Because GN is a component of the acrospire, higher proportions of it are correlated to smaller grains of barley because the acrospire constitutes a larger percentage of the whole compared to larger, plumper kernels. Malthouse decisions that optimize grain for full modification and high-enzyme packages—the exact profile that distillers typically want—also increase the level of GN in the malt. These factors include longer germination time, more moisture, and overall higher levels of metabolic processes. Pushing the upper limits of germination and enzyme production means pushing up the production of GN.
Even after malting, EC can still catalyze in the mash; in fermentation, as yeast introduce new betaglucosidase through arginine; and during distillation.
The volatility of different compounds can be a factor in whether EC winds up in the final product. When exposed to heat, GN forms isobutyraldehyde cyanohydrin and then hydrogen cyanide. When exposed to copper and ethanol, the hydrogen cyanide then will produce EC. The distiller can take advantage of the fact that EC is less volatile than water, so any amount that is catalyzed before distillation or in the pot will be left behind. However, hydrogen cyanide is more volatile than ethanol, so unreacted hydrogen cyanide can carry over as vapor and be condensed, winding up in the final spirit.
Distillers can leverage this by bringing wash or spirit into contact with copper early in distillation, allowing the progressively more toxic intermediary compounds leading to ethyl carbamate to react and drop out with the stillage. Ensuring that any copper surfaces in the pot are clean will help to maximize the amount of EC that can be catalyzed, reducing the amount of hydrogen cyanide that’s allowed to escape into the spirit.
Toward Zero-GN
The mutation that led to the first zero-GN—or GN0—cultivar was an accident of breeding that likely occurred in the 1960s in combination with a targeted, desired change in barley. However, researchers didn’t recognize it until the 1980s, and GN0 became a topic of research in Europe in the late 1980s and early 1990s.
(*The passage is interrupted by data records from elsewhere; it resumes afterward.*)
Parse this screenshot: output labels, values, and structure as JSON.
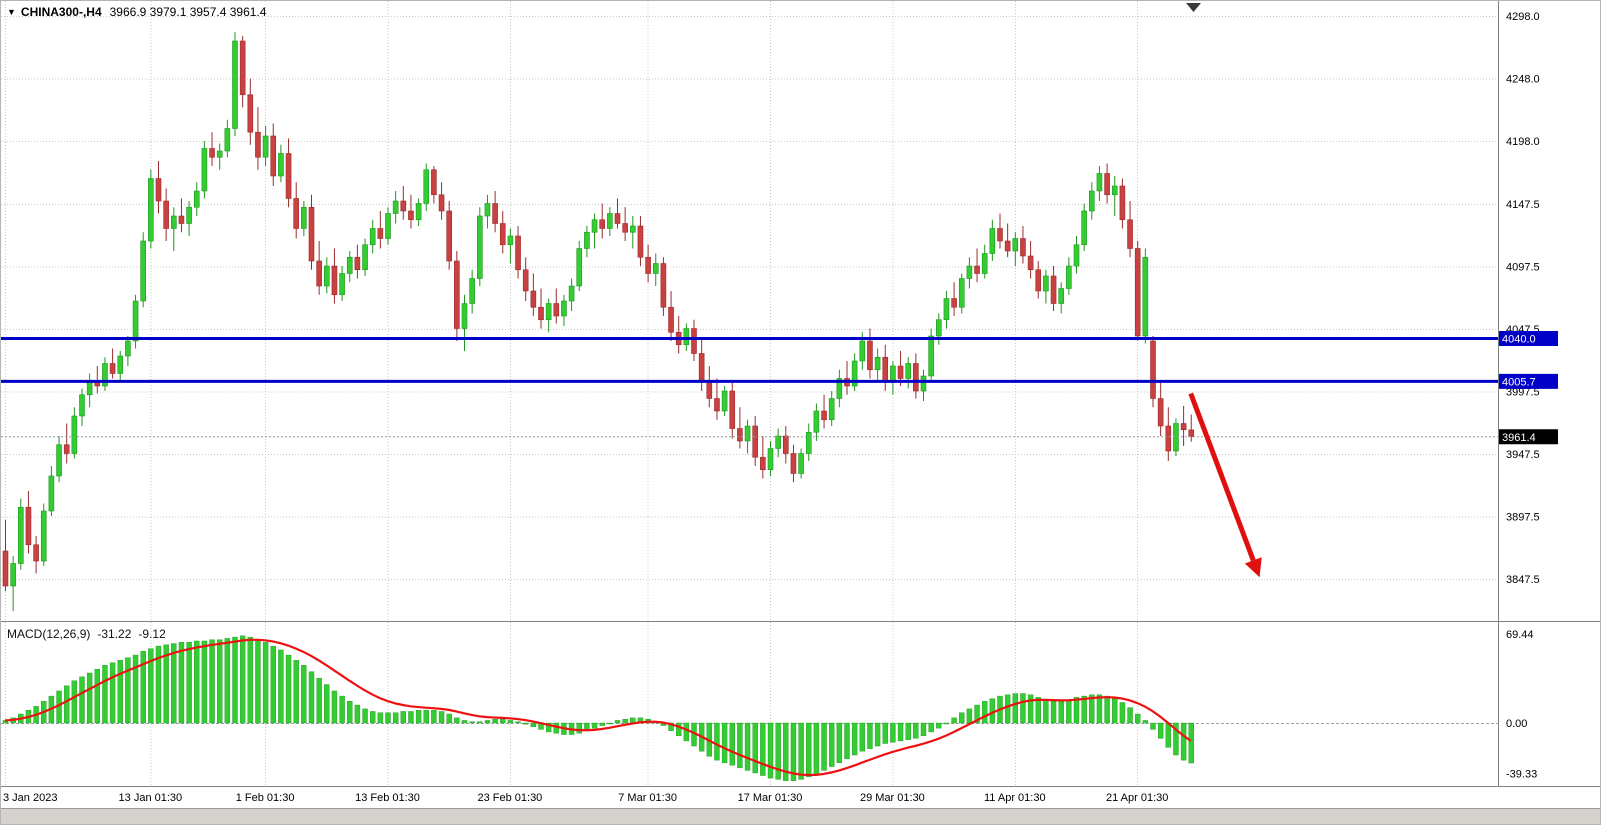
{
  "window": {
    "dropdown_glyph": "▼",
    "symbol_period": "CHINA300-,H4",
    "ohlc_text": "3966.9  3979.1  3957.4  3961.4"
  },
  "colors": {
    "bull": "#33CC33",
    "bull_border": "#1E961E",
    "bear": "#C94140",
    "bear_border": "#9A2B2B",
    "hline": "#0000C8",
    "signal_line": "#EE1111",
    "arrow": "#E01010",
    "grid": "#C9C9C9",
    "zero_line": "#A0A0A0",
    "axis_text": "#000000",
    "separator": "#808080",
    "current_price_tag": "#000000"
  },
  "chart_data": {
    "type": "candlestick",
    "symbol": "CHINA300-",
    "timeframe": "H4",
    "main": {
      "price_axis_labels": [
        {
          "v": 4298.0,
          "t": "4298.0"
        },
        {
          "v": 4248.0,
          "t": "4248.0"
        },
        {
          "v": 4198.0,
          "t": "4198.0"
        },
        {
          "v": 4147.5,
          "t": "4147.5"
        },
        {
          "v": 4097.5,
          "t": "4097.5"
        },
        {
          "v": 4047.5,
          "t": "4047.5"
        },
        {
          "v": 3997.5,
          "t": "3997.5"
        },
        {
          "v": 3947.5,
          "t": "3947.5"
        },
        {
          "v": 3897.5,
          "t": "3897.5"
        },
        {
          "v": 3847.5,
          "t": "3847.5"
        }
      ],
      "hlines": [
        {
          "price": 4040.0,
          "label": "4040.0"
        },
        {
          "price": 4005.7,
          "label": "4005.7"
        }
      ],
      "current_price": {
        "value": 3961.4,
        "label": "3961.4"
      },
      "trend_arrow": {
        "from_index": 155,
        "from_price": 3996,
        "to_index": 164,
        "to_price": 3849
      },
      "candles": [
        [
          3870,
          3895,
          3838,
          3842
        ],
        [
          3842,
          3866,
          3822,
          3860
        ],
        [
          3860,
          3912,
          3855,
          3905
        ],
        [
          3905,
          3918,
          3868,
          3875
        ],
        [
          3875,
          3882,
          3852,
          3862
        ],
        [
          3862,
          3908,
          3858,
          3902
        ],
        [
          3902,
          3938,
          3898,
          3930
        ],
        [
          3930,
          3962,
          3925,
          3955
        ],
        [
          3955,
          3972,
          3940,
          3948
        ],
        [
          3948,
          3985,
          3944,
          3978
        ],
        [
          3978,
          4000,
          3970,
          3995
        ],
        [
          3995,
          4012,
          3985,
          4006
        ],
        [
          4006,
          4018,
          3996,
          4002
        ],
        [
          4002,
          4025,
          3998,
          4020
        ],
        [
          4020,
          4032,
          4008,
          4012
        ],
        [
          4012,
          4030,
          4005,
          4026
        ],
        [
          4026,
          4042,
          4018,
          4038
        ],
        [
          4038,
          4075,
          4032,
          4070
        ],
        [
          4070,
          4125,
          4065,
          4118
        ],
        [
          4118,
          4175,
          4112,
          4168
        ],
        [
          4168,
          4182,
          4140,
          4150
        ],
        [
          4150,
          4160,
          4118,
          4128
        ],
        [
          4128,
          4145,
          4110,
          4138
        ],
        [
          4138,
          4152,
          4125,
          4132
        ],
        [
          4132,
          4150,
          4122,
          4145
        ],
        [
          4145,
          4165,
          4138,
          4158
        ],
        [
          4158,
          4198,
          4152,
          4192
        ],
        [
          4192,
          4205,
          4178,
          4185
        ],
        [
          4185,
          4196,
          4175,
          4190
        ],
        [
          4190,
          4215,
          4185,
          4208
        ],
        [
          4208,
          4285,
          4202,
          4278
        ],
        [
          4278,
          4282,
          4225,
          4235
        ],
        [
          4235,
          4248,
          4195,
          4205
        ],
        [
          4205,
          4225,
          4175,
          4185
        ],
        [
          4185,
          4210,
          4178,
          4202
        ],
        [
          4202,
          4212,
          4162,
          4170
        ],
        [
          4170,
          4195,
          4165,
          4188
        ],
        [
          4188,
          4200,
          4145,
          4152
        ],
        [
          4152,
          4165,
          4120,
          4128
        ],
        [
          4128,
          4150,
          4122,
          4145
        ],
        [
          4145,
          4155,
          4095,
          4102
        ],
        [
          4102,
          4118,
          4075,
          4082
        ],
        [
          4082,
          4105,
          4076,
          4098
        ],
        [
          4098,
          4112,
          4068,
          4075
        ],
        [
          4075,
          4098,
          4070,
          4092
        ],
        [
          4092,
          4110,
          4085,
          4105
        ],
        [
          4105,
          4115,
          4088,
          4095
        ],
        [
          4095,
          4120,
          4090,
          4115
        ],
        [
          4115,
          4135,
          4108,
          4128
        ],
        [
          4128,
          4142,
          4112,
          4120
        ],
        [
          4120,
          4145,
          4115,
          4140
        ],
        [
          4140,
          4158,
          4132,
          4150
        ],
        [
          4150,
          4162,
          4135,
          4142
        ],
        [
          4142,
          4155,
          4128,
          4135
        ],
        [
          4135,
          4152,
          4130,
          4148
        ],
        [
          4148,
          4180,
          4142,
          4175
        ],
        [
          4175,
          4178,
          4148,
          4155
        ],
        [
          4155,
          4165,
          4135,
          4142
        ],
        [
          4142,
          4150,
          4095,
          4102
        ],
        [
          4102,
          4110,
          4038,
          4048
        ],
        [
          4048,
          4075,
          4030,
          4068
        ],
        [
          4068,
          4095,
          4060,
          4088
        ],
        [
          4088,
          4145,
          4082,
          4138
        ],
        [
          4138,
          4155,
          4128,
          4148
        ],
        [
          4148,
          4158,
          4125,
          4132
        ],
        [
          4132,
          4142,
          4108,
          4115
        ],
        [
          4115,
          4128,
          4100,
          4122
        ],
        [
          4122,
          4130,
          4088,
          4095
        ],
        [
          4095,
          4105,
          4070,
          4078
        ],
        [
          4078,
          4092,
          4058,
          4065
        ],
        [
          4065,
          4080,
          4048,
          4055
        ],
        [
          4055,
          4072,
          4045,
          4068
        ],
        [
          4068,
          4080,
          4052,
          4058
        ],
        [
          4058,
          4075,
          4050,
          4070
        ],
        [
          4070,
          4088,
          4062,
          4082
        ],
        [
          4082,
          4118,
          4078,
          4112
        ],
        [
          4112,
          4130,
          4105,
          4125
        ],
        [
          4125,
          4140,
          4112,
          4135
        ],
        [
          4135,
          4148,
          4120,
          4128
        ],
        [
          4128,
          4145,
          4122,
          4140
        ],
        [
          4140,
          4152,
          4128,
          4132
        ],
        [
          4132,
          4145,
          4118,
          4125
        ],
        [
          4125,
          4138,
          4112,
          4130
        ],
        [
          4130,
          4138,
          4098,
          4105
        ],
        [
          4105,
          4115,
          4085,
          4092
        ],
        [
          4092,
          4108,
          4082,
          4100
        ],
        [
          4100,
          4105,
          4058,
          4065
        ],
        [
          4065,
          4078,
          4038,
          4045
        ],
        [
          4045,
          4058,
          4028,
          4035
        ],
        [
          4035,
          4052,
          4030,
          4048
        ],
        [
          4048,
          4055,
          4022,
          4028
        ],
        [
          4028,
          4040,
          3998,
          4005
        ],
        [
          4005,
          4018,
          3985,
          3992
        ],
        [
          3992,
          4008,
          3975,
          3982
        ],
        [
          3982,
          4002,
          3978,
          3998
        ],
        [
          3998,
          4005,
          3960,
          3968
        ],
        [
          3968,
          3985,
          3952,
          3958
        ],
        [
          3958,
          3975,
          3948,
          3970
        ],
        [
          3970,
          3978,
          3938,
          3945
        ],
        [
          3945,
          3962,
          3928,
          3935
        ],
        [
          3935,
          3958,
          3930,
          3952
        ],
        [
          3952,
          3968,
          3945,
          3962
        ],
        [
          3962,
          3970,
          3940,
          3948
        ],
        [
          3948,
          3955,
          3925,
          3932
        ],
        [
          3932,
          3952,
          3928,
          3948
        ],
        [
          3948,
          3972,
          3942,
          3965
        ],
        [
          3965,
          3988,
          3958,
          3982
        ],
        [
          3982,
          3995,
          3968,
          3975
        ],
        [
          3975,
          3998,
          3970,
          3992
        ],
        [
          3992,
          4015,
          3985,
          4008
        ],
        [
          4008,
          4022,
          3995,
          4002
        ],
        [
          4002,
          4028,
          3998,
          4022
        ],
        [
          4022,
          4045,
          4015,
          4038
        ],
        [
          4038,
          4048,
          4008,
          4015
        ],
        [
          4015,
          4032,
          4005,
          4025
        ],
        [
          4025,
          4035,
          3998,
          4005
        ],
        [
          4005,
          4022,
          3995,
          4018
        ],
        [
          4018,
          4030,
          4002,
          4008
        ],
        [
          4008,
          4025,
          4000,
          4020
        ],
        [
          4020,
          4028,
          3992,
          3998
        ],
        [
          3998,
          4015,
          3990,
          4010
        ],
        [
          4010,
          4048,
          4005,
          4042
        ],
        [
          4042,
          4060,
          4035,
          4055
        ],
        [
          4055,
          4078,
          4048,
          4072
        ],
        [
          4072,
          4085,
          4058,
          4065
        ],
        [
          4065,
          4092,
          4060,
          4088
        ],
        [
          4088,
          4105,
          4080,
          4098
        ],
        [
          4098,
          4112,
          4085,
          4092
        ],
        [
          4092,
          4115,
          4088,
          4108
        ],
        [
          4108,
          4135,
          4102,
          4128
        ],
        [
          4128,
          4140,
          4112,
          4118
        ],
        [
          4118,
          4132,
          4105,
          4110
        ],
        [
          4110,
          4125,
          4098,
          4120
        ],
        [
          4120,
          4130,
          4100,
          4106
        ],
        [
          4106,
          4118,
          4088,
          4095
        ],
        [
          4095,
          4102,
          4072,
          4078
        ],
        [
          4078,
          4095,
          4068,
          4090
        ],
        [
          4090,
          4098,
          4062,
          4068
        ],
        [
          4068,
          4085,
          4060,
          4080
        ],
        [
          4080,
          4105,
          4075,
          4098
        ],
        [
          4098,
          4122,
          4092,
          4115
        ],
        [
          4115,
          4148,
          4110,
          4142
        ],
        [
          4142,
          4165,
          4135,
          4158
        ],
        [
          4158,
          4178,
          4150,
          4172
        ],
        [
          4172,
          4180,
          4148,
          4155
        ],
        [
          4155,
          4170,
          4138,
          4162
        ],
        [
          4162,
          4168,
          4128,
          4135
        ],
        [
          4135,
          4150,
          4105,
          4112
        ],
        [
          4112,
          4118,
          4038,
          4042
        ],
        [
          4042,
          4112,
          4036,
          4105
        ],
        [
          4038,
          4042,
          3985,
          3992
        ],
        [
          3992,
          4005,
          3962,
          3970
        ],
        [
          3970,
          3985,
          3942,
          3950
        ],
        [
          3950,
          3976,
          3946,
          3972
        ],
        [
          3972,
          3986,
          3954,
          3967
        ],
        [
          3966.9,
          3979.1,
          3957.4,
          3961.4
        ]
      ]
    },
    "x_axis_labels": [
      {
        "i": 0,
        "t": "3 Jan 2023"
      },
      {
        "i": 19,
        "t": "13 Jan 01:30"
      },
      {
        "i": 34,
        "t": "1 Feb 01:30"
      },
      {
        "i": 50,
        "t": "13 Feb 01:30"
      },
      {
        "i": 66,
        "t": "23 Feb 01:30"
      },
      {
        "i": 84,
        "t": "7 Mar 01:30"
      },
      {
        "i": 100,
        "t": "17 Mar 01:30"
      },
      {
        "i": 116,
        "t": "29 Mar 01:30"
      },
      {
        "i": 132,
        "t": "11 Apr 01:30"
      },
      {
        "i": 148,
        "t": "21 Apr 01:30"
      }
    ],
    "macd": {
      "name": "MACD(12,26,9)",
      "value_main": "-31.22",
      "value_signal": "-9.12",
      "axis_labels": [
        {
          "v": 69.44,
          "t": "69.44"
        },
        {
          "v": 0,
          "t": "0.00"
        },
        {
          "v": -39.33,
          "t": "-39.33"
        }
      ],
      "histogram": [
        2,
        4,
        7,
        10,
        13,
        17,
        21,
        25,
        29,
        33,
        36,
        39,
        42,
        45,
        47,
        49,
        51,
        53,
        56,
        58,
        60,
        61,
        62,
        63,
        63,
        64,
        64,
        65,
        65,
        66,
        67,
        68,
        67,
        65,
        63,
        60,
        57,
        53,
        49,
        45,
        40,
        35,
        30,
        25,
        21,
        17,
        14,
        11,
        9,
        8,
        8,
        8,
        9,
        9,
        10,
        10,
        10,
        9,
        7,
        4,
        2,
        1,
        1,
        2,
        3,
        3,
        2,
        1,
        -1,
        -3,
        -5,
        -7,
        -8,
        -9,
        -9,
        -8,
        -6,
        -4,
        -2,
        0,
        2,
        3,
        4,
        4,
        3,
        1,
        -2,
        -6,
        -10,
        -14,
        -18,
        -22,
        -26,
        -29,
        -31,
        -33,
        -35,
        -37,
        -39,
        -41,
        -43,
        -44,
        -45,
        -45,
        -44,
        -42,
        -40,
        -37,
        -34,
        -31,
        -28,
        -25,
        -22,
        -20,
        -18,
        -16,
        -15,
        -14,
        -13,
        -12,
        -10,
        -7,
        -4,
        0,
        4,
        8,
        11,
        14,
        17,
        19,
        21,
        22,
        23,
        23,
        22,
        20,
        18,
        17,
        17,
        18,
        20,
        21,
        22,
        22,
        21,
        19,
        16,
        12,
        7,
        2,
        -5,
        -12,
        -19,
        -25,
        -29,
        -31.22
      ]
    }
  }
}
For now, there aren’t many GN0 options for distillers. Full Pint barley, a public cultivar released by Oregon State University (OSU) in 2014, was the first known zero-GN variety developed in the United States. Odyssey and Genie are the most-used GN0 varieties currently on AMBA’s recommended varieties list (although the data show Genie is technically an ultra-low GN producer, Bettenhausen says).
Because the genetic package that causes barley’s GN production is large, it’s not a candidate for deletion or transformation through modern gene-editing technology, such as CRISPR. For now, the only way forward is through breeding.
Thus, breeding efforts and AMBA breeding recommendations have pivoted toward GN0 varieties. Rahr Malting recently released a new zero-GN malt, while OSU announced seed availability for two new publicly available GN0 genotypes: the winter varieties Top Shelf and DH170472—the latter preliminarily named Vivar, after longtime grain researcher Hugo Vivar.
While many public breeders are on their way to creating GN0 varieties, and they will hit the market in years to come, it will not be a rapid pivot. The developmental pipeline for new barley varietals—from initial breeding to selection, field trials, and eventually convincing farmers to gamble on a new, unknown variety—is a decade-long process, even when successful.
Alongside the health and regulatory factors, this lends further urgency to the developmental and educational efforts around GN.
Says Bettenhausen: “The time has sort of passed for us to bury our heads in the sand.”